"Everything happens for a reason" such are words that we, as pastoral care givers are often tempted to use though they are not in the Bible anywhere.
We deal with so much crisis. We get tired of saying profound things. We want to feel good about the care we are giving, knowing that our care is making a difference. We want to give people hope that their suffering is not in vain, that it will amount to something greater in the end. We want to be an expert with something to offer the pain of those in whom we are called to care about.
But the truth is we are not God. Sometimes there are no answers. And trying to give a plastic answer often makes it worse. (Read the book of Job lately?)
When I hear the words "everything happens for a reason," it's like scraping the chalkboard of my soul. For, as much as I am tempted to say such as a way to easily explain away life's pains for myself and others as a pastor myself, I simply can't say (or even hear) these words.
For everything doesn't happen for a reason. Sometimes life just sucks in this sin sick filled world we live in. And often it is not our fault. It just is.
I grew up in a tradition of faith that taught when bad things happened in your life it was the result of either a) a major personal screw up b) being out of touch with a close relationship with God via doing things like regular Bible reading, church attendance and tithing regularly. I was taught about a "if/ then God." If I do what God wants, then God will bless me.
I truly bought in to this way of thinking as a child, believing that if something was going wrong in my life, it was somehow my fault. God must be punishing me or trying to teach me a lesson.

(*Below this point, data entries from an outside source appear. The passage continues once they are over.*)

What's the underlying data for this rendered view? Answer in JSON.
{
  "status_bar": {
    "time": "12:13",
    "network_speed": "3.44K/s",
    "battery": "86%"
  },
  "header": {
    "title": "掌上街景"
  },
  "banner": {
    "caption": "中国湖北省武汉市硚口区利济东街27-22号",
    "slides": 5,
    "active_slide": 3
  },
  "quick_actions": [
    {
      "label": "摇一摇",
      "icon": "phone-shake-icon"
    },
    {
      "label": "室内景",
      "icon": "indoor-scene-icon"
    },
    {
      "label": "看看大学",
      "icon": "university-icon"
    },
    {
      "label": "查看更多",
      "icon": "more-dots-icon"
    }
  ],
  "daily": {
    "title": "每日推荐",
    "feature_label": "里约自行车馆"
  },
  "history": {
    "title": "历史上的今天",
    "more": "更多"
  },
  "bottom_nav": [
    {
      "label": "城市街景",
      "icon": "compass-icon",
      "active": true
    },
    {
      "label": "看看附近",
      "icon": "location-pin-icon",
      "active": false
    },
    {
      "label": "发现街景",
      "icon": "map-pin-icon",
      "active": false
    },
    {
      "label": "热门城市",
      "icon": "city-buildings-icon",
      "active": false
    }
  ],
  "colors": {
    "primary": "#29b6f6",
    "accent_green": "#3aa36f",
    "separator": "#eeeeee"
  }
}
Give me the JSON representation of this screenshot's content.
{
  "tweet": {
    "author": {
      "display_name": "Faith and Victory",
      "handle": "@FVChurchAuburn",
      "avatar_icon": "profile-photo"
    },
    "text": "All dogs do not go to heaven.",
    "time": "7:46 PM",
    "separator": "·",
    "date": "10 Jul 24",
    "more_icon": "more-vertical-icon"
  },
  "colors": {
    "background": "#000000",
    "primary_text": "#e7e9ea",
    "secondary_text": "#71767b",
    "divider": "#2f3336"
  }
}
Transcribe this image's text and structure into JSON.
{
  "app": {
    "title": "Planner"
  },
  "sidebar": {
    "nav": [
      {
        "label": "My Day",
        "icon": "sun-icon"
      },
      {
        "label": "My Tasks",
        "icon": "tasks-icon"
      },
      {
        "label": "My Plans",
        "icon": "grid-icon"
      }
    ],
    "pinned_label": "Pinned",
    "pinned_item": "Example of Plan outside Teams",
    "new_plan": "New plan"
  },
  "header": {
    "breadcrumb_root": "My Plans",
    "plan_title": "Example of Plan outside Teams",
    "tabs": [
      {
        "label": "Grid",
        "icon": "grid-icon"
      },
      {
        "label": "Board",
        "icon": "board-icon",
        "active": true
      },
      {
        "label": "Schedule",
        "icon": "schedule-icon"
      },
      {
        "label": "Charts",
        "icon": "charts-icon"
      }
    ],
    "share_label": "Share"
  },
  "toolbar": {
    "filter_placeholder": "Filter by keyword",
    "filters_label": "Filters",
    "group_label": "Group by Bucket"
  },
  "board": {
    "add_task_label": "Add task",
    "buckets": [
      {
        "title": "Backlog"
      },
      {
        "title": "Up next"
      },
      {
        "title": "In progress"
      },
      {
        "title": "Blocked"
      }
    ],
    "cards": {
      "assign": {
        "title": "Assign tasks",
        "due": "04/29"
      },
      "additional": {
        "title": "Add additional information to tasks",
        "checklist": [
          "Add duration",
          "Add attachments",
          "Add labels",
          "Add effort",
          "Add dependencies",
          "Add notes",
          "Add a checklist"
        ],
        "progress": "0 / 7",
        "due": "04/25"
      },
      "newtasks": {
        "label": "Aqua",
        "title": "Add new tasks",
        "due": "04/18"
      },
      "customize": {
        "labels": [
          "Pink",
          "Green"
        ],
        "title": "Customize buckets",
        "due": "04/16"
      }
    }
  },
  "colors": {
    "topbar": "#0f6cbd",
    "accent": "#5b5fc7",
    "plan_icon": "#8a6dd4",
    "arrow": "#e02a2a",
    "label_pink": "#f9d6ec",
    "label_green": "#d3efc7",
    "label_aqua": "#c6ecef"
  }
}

I remember the day my youth group leader told us that you could tell who was living right by who God was blessing with good grades, winning sport games at school, and happily finding mates after completing their "true love waits" pledge to remain sexually pure until marriage. What lies. And it got worse . . . we were told that those who faced difficult life circumstances such as death of family member, the coming of an earthquake or fire, or whose marriages fell apart usually resulted from sin. The reason for these horrible things happening was God saying: "Clean up your act."
Maybe for those of us who are leaders in giving care to others, we can find ways not to either explain away life's troubles with "it will all be good in the end" or "it is somehow your fault" instead to simply be with those in pain. Sure, there might be something beautiful that comes out of life's most tragic moments, but it doesn't take away the gut-wrenching grief of the process.
For I believe it is not important to figure out the why's of suffering-- life is simply too complex and mysterious such answers-- rather to simple be present in life's moments whatever they may be. Knowing that as we stay close to whatever emotions we are feeling, whatever is troubling our souls, there will be a path of peace to lead us to quieter waters someway somehow.
Let us stop, my caregiver friends, making this pastoral fail. I wrote this blog for this reason.